Friday 10 January 2014

Five laws of domestic science

1. All horizontal surfaces will accumulate crap

This is just the law of gravity really. This includes tables, chairs, shelves, kitchen counters, and floors. Tatami rooms are especially susceptible. If you're building a house and want a tatami room, and think it's going to look like the kind you walk into in a ryokan, then be aware that it's probably going to look more like a store room. 

2. The tupperware never fits into the tupperware cupboard

In our case it's a drawer. Tupperware is an amazing invention, but relatively recent in the psyche of the kitchen designer. It's cheap and light, which makes it ideal to buy and use, but makes it seem less voluminous than it is. When kitchens are planned, we think of cutlery drawers, places for plates and pans, cupboards for cups, and stockers for food. We are preoccupied with ergonomic locations for the fridge, cooker and sink, or at least we should be. Tupperware is the last thing on our minds. It will find itself in a left-over cupboard. Luckily tupperware is light, so it's not a big problem if it finds itself in a high cupboard.

There are two more more facts about tupperware. First, some of it is always being used, so whenever you try to neatly arrange it in its cupboard or drawer, which is already too small to start with, you're always missing something. Second, inspite of the trademark, and with apologies to other brands that are not getting free advertising, it is made by different companies and does come in different shapes and sizes. Some pieces and sets stack neatly together, smaller sizes fitting elegantly into larger sizes. Some do not. Tupperware collections grow organically and are not planned. It is always the large, bastard sizes that are hiding when the cupboard is organised, and it is those pieces that shatter the order into chaos.

3. It's easier to put things in front of drawers and cupboards than inside them

Sooner or later something is going to appear in front of each drawer and cupboard, unless the drawer or cupboard is in a well trodden, narrow corridor where people would trip over it. In fact, even then things get left in front of cupboards or drawers, and people do trip over them. Then usually the person who left the thing in front of the drawer or cupboard complains about the person who kicked their stuff. One solution to this is sliding cupboard doors. These can still be opened with stuff in front of them, so there is much less need for people to put stuff there. Also, people may be scared of leaving things in front as they know the door could still be opened and their stuff could fall perilously into the void beyond.

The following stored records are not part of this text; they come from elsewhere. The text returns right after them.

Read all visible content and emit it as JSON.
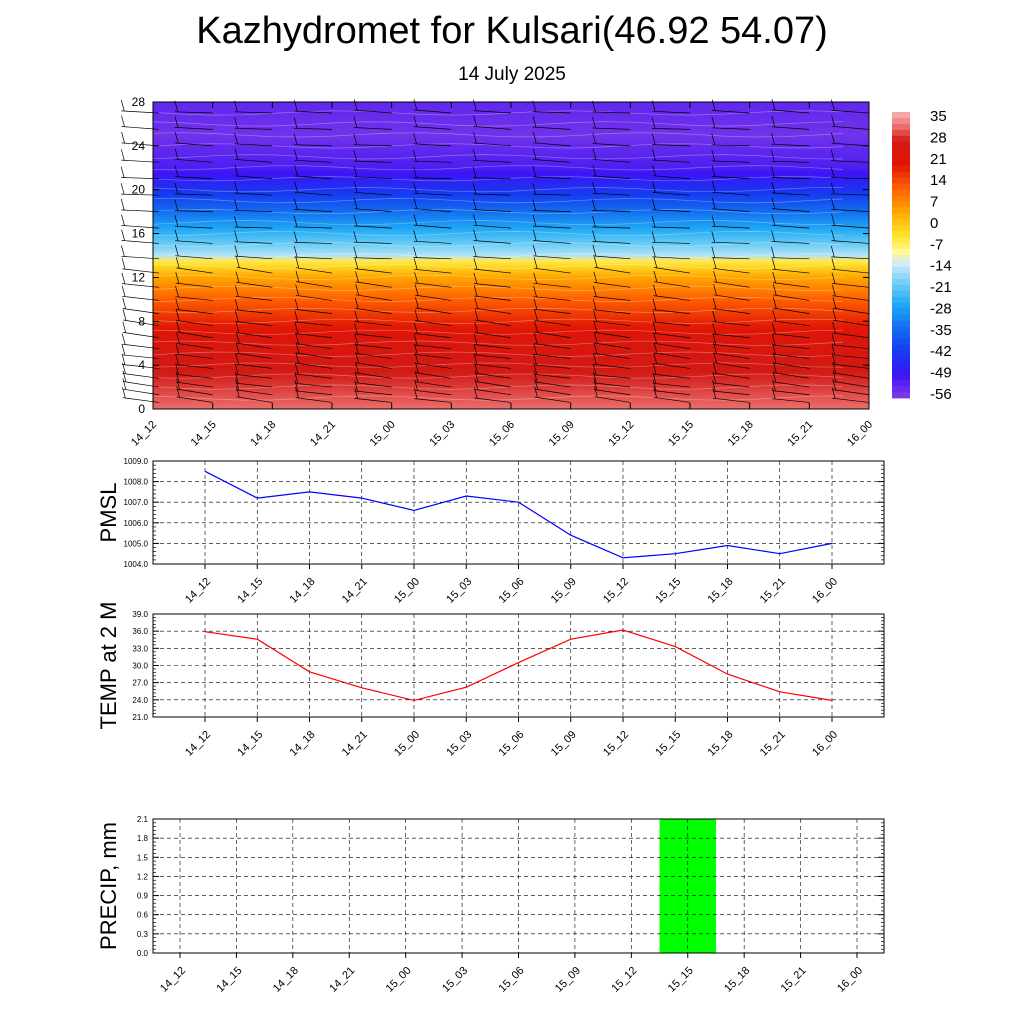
{
  "header": {
    "title": "Kazhydromet for Kulsari(46.92 54.07)",
    "subtitle": "14 July 2025"
  },
  "time_labels": [
    "14_12",
    "14_15",
    "14_18",
    "14_21",
    "15_00",
    "15_03",
    "15_06",
    "15_09",
    "15_12",
    "15_15",
    "15_18",
    "15_21",
    "16_00"
  ],
  "chart_data": [
    {
      "type": "heatmap",
      "name": "temperature-wind-profile",
      "x": [
        "14_12",
        "14_15",
        "14_18",
        "14_21",
        "15_00",
        "15_03",
        "15_06",
        "15_09",
        "15_12",
        "15_15",
        "15_18",
        "15_21",
        "16_00"
      ],
      "ylim": [
        0,
        28
      ],
      "yticks": [
        0,
        4,
        8,
        12,
        16,
        20,
        24,
        28
      ],
      "colorbar": {
        "labels": [
          "35",
          "28",
          "21",
          "14",
          "7",
          "0",
          "-7",
          "-14",
          "-21",
          "-28",
          "-35",
          "-42",
          "-49",
          "-56"
        ],
        "range": [
          -60,
          38
        ]
      },
      "profile": [
        {
          "y": 0,
          "value": 33
        },
        {
          "y": 2,
          "value": 30
        },
        {
          "y": 4,
          "value": 27
        },
        {
          "y": 6,
          "value": 24
        },
        {
          "y": 8,
          "value": 18
        },
        {
          "y": 10,
          "value": 12
        },
        {
          "y": 12,
          "value": 4
        },
        {
          "y": 13.5,
          "value": -6
        },
        {
          "y": 14,
          "value": -16
        },
        {
          "y": 16,
          "value": -26
        },
        {
          "y": 18,
          "value": -36
        },
        {
          "y": 20,
          "value": -46
        },
        {
          "y": 22,
          "value": -54
        },
        {
          "y": 25,
          "value": -58
        },
        {
          "y": 28,
          "value": -56
        }
      ],
      "wind_barbs": true
    },
    {
      "type": "line",
      "name": "pmsl",
      "ylabel": "PMSL",
      "x": [
        "14_12",
        "14_15",
        "14_18",
        "14_21",
        "15_00",
        "15_03",
        "15_06",
        "15_09",
        "15_12",
        "15_15",
        "15_18",
        "15_21",
        "16_00"
      ],
      "values": [
        1008.5,
        1007.2,
        1007.5,
        1007.2,
        1006.6,
        1007.3,
        1007.0,
        1005.4,
        1004.3,
        1004.5,
        1004.9,
        1004.5,
        1005.0
      ],
      "ylim": [
        1004.0,
        1009.0
      ],
      "yticks": [
        "1004.0",
        "1005.0",
        "1006.0",
        "1007.0",
        "1008.0",
        "1009.0"
      ],
      "color": "#0000ff",
      "grid": true
    },
    {
      "type": "line",
      "name": "temp-2m",
      "ylabel": "TEMP at 2 M",
      "x": [
        "14_12",
        "14_15",
        "14_18",
        "14_21",
        "15_00",
        "15_03",
        "15_06",
        "15_09",
        "15_12",
        "15_15",
        "15_18",
        "15_21",
        "16_00"
      ],
      "values": [
        35.9,
        34.6,
        28.9,
        26.1,
        23.9,
        26.2,
        30.5,
        34.6,
        36.2,
        33.3,
        28.5,
        25.4,
        23.9
      ],
      "ylim": [
        21.0,
        39.0
      ],
      "yticks": [
        "21.0",
        "24.0",
        "27.0",
        "30.0",
        "33.0",
        "36.0",
        "39.0"
      ],
      "color": "#ff0000",
      "grid": true
    },
    {
      "type": "bar",
      "name": "precip",
      "ylabel": "PRECIP, mm",
      "x": [
        "14_12",
        "14_15",
        "14_18",
        "14_21",
        "15_00",
        "15_03",
        "15_06",
        "15_09",
        "15_12",
        "15_15",
        "15_18",
        "15_21",
        "16_00"
      ],
      "values": [
        0,
        0,
        0,
        0,
        0,
        0,
        0,
        0,
        0,
        2.1,
        0,
        0,
        0
      ],
      "ylim": [
        0.0,
        2.1
      ],
      "yticks": [
        "0.0",
        "0.3",
        "0.6",
        "0.9",
        "1.2",
        "1.5",
        "1.8",
        "2.1"
      ],
      "color": "#00ff00",
      "grid": true
    }
  ]
}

4. There's always a pile of stuff that doesn't live anywhere

A plastic part that definitely belongs to something. A semi-precious stone. A ticket for an event in two-and-a-half weeks. A glove that somebody left in the house. It's been there for ages, and the person has been surviving with one glove. Who knows, they may even have taken up golf.
Coming soon: a list of objects with no obvious place to put them away.

5. The only way to avoid clutter is to have no stuff.